Ovide chez les Scythes est une œuvre tardive de Delacroix, exposée au Salon de 1859. La tonalité élégiaque du tableau est surdéterminée par sa source littéraire, les Tristes d’Ovide, recueil de poèmes d’exil dont le caractère très personnel confère une intensité particulière au mètre élégiaque choisi par le poète latin. Mais chez Delacroix l’élégie a une couleur proprement picturale, qui rapprocherait plutôt le tableau de l’atmosphère bucolique des Églogues de Virgile : les personnages sont représentés dans un vaste paysage naturel, sans autre trace d’activité humaine que quelques huttes éparpillées, et dans une atmosphère légèrement brumeuse qui unifie hommes et nature dans une harmonie sublime de verts, de bleus, d’ocres, aux nuances atténuées, apaisées. Les figures humaines elles aussi sont dispersées entre gazons et bosquets ; des animaux, cheval et chien, jument que l’on trait, font le lien avec le monde naturel. Cette fusion des éléments représentés était notée par Théophile Gautier comme la marque spécifique de ce peintre, à l’égal de Rembrandt :

Dans la moindre ébauche comme dans le tableau le plus important, le ciel, le terrain, les arbres, la mer, les fabriques participent à la scène qu’ils entourent ; ils sont orageux ou clairs, unis ou tourmentés, sans feuilles ou verdoyants, calmes ou convulsifs, ruinés ou magnifiques, mais toujours ils semblent épouser les colères, les haines, les douleurs et les tristesses des personnages. Il serait impossible de les en détacher (1).

Il semble bien cependant que la source principale de Delacroix pour l’évocation du pays des Scythes ne soit pas Ovide lui-même, mais le géographe Strabon, « qui remarquait leur modèle social communautaire et harmonieux, la simplicité de leur économie, la frugalité et l’innocence de leurs mœurs » (2).

C’est à quoi Baudelaire fut sensible lui aussi, dans la recension qu’il fait du tableau dans son Salon de 1859 :

Certes je n’essayerais pas de traduire avec ma plume la volupté si triste qui s’exhale de ce verdoyant exil. […] Tout ce qu’il y a dans Ovide de délicatesse et de fertilité a passé dans la peinture de Delacroix ; et, comme l’exil a donné au brillant poète la tristesse qui lui manquait, la mélancolie a revêtu de son vernis enchanteur le plantureux paysage du peintre. […] L’esprit s’y enfonce avec une lente et gourmande volupté, comme dans le ciel, dans l’horizon de la mer, dans les yeux pleins de pensée, dans une tendance féconde et grosse de rêverie » (3).

Starobinski, qui commente à son tour Baudelaire, note comment, pour celui-ci, à la fusion entre les éléments du tableau s’ajoute celle de l’œuvre et de son spectateur : ciel / horizon de la mer / yeux / pensée / tendance / rêverie : « Tout se passe comme si l’esprit de Baudelaire se plongeait dans l’espace extérieur, mais pour le quitter, se tourner vers un être aimé, puis vers soi-même.

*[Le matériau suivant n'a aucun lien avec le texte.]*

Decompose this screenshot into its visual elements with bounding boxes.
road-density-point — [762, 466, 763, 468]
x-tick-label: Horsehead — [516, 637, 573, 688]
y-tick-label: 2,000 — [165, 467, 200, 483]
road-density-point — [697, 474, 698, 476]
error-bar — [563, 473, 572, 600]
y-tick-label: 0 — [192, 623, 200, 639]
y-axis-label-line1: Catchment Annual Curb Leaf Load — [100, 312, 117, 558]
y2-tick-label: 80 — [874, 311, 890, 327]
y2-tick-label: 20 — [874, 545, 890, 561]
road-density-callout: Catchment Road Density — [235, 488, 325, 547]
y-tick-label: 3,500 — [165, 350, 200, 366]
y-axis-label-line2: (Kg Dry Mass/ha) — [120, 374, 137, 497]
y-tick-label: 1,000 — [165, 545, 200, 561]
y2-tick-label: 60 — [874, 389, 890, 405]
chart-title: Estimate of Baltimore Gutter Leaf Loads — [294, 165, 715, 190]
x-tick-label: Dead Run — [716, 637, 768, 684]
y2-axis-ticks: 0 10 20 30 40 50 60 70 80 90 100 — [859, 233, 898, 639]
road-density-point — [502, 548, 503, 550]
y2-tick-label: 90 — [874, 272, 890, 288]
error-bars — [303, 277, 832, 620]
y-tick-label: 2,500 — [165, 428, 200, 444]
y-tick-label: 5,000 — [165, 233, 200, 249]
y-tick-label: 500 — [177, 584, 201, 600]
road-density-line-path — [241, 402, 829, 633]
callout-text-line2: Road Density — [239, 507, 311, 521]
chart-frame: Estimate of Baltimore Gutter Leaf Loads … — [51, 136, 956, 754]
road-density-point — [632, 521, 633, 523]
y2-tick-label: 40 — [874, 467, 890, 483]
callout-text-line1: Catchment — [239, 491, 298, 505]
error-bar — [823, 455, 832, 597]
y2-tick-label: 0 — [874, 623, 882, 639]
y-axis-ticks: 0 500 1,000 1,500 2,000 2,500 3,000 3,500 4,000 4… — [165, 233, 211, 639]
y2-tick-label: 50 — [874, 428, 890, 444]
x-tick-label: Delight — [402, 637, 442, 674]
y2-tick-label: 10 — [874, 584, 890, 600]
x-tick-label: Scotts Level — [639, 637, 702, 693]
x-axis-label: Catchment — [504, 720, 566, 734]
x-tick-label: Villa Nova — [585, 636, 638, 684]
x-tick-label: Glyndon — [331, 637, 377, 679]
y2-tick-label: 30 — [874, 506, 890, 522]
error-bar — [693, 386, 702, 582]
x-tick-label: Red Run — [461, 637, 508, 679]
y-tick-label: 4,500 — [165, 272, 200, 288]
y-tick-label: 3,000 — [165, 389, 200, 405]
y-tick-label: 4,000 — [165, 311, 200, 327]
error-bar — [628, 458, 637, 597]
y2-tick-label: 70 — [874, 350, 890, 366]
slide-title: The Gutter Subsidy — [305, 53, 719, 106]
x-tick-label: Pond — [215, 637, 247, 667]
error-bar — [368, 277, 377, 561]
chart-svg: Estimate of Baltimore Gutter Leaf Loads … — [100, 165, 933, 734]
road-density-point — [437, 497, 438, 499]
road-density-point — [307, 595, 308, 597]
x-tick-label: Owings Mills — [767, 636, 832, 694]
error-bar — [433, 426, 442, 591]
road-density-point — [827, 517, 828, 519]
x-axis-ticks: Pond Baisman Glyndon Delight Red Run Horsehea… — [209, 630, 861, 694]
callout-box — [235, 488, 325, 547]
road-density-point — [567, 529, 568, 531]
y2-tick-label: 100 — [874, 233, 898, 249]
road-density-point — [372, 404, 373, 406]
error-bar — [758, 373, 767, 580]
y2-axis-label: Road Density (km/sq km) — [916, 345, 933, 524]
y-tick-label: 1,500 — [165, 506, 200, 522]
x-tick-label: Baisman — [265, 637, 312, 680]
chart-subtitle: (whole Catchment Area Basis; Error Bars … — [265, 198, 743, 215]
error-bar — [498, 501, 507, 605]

C’est le mouvement d’une subjectivation (4). »

1. Théophile Gautier, Histoire du romantisme, Paris 1874, p. 214-215, cité dans Delacroix, dir. S. Allard et C. Fabre, Paris, 2018, p. 306.
2. Ibid., p. 301.
3. Baudelaire, Salon de 1859, dans Œuvres, t. 2, Bibl. de la Pléiade, Paris, 1976, p. 636.
4. J. Starobinski, L’Encre de la mélancolie, Paris, 2012, p. 322-323.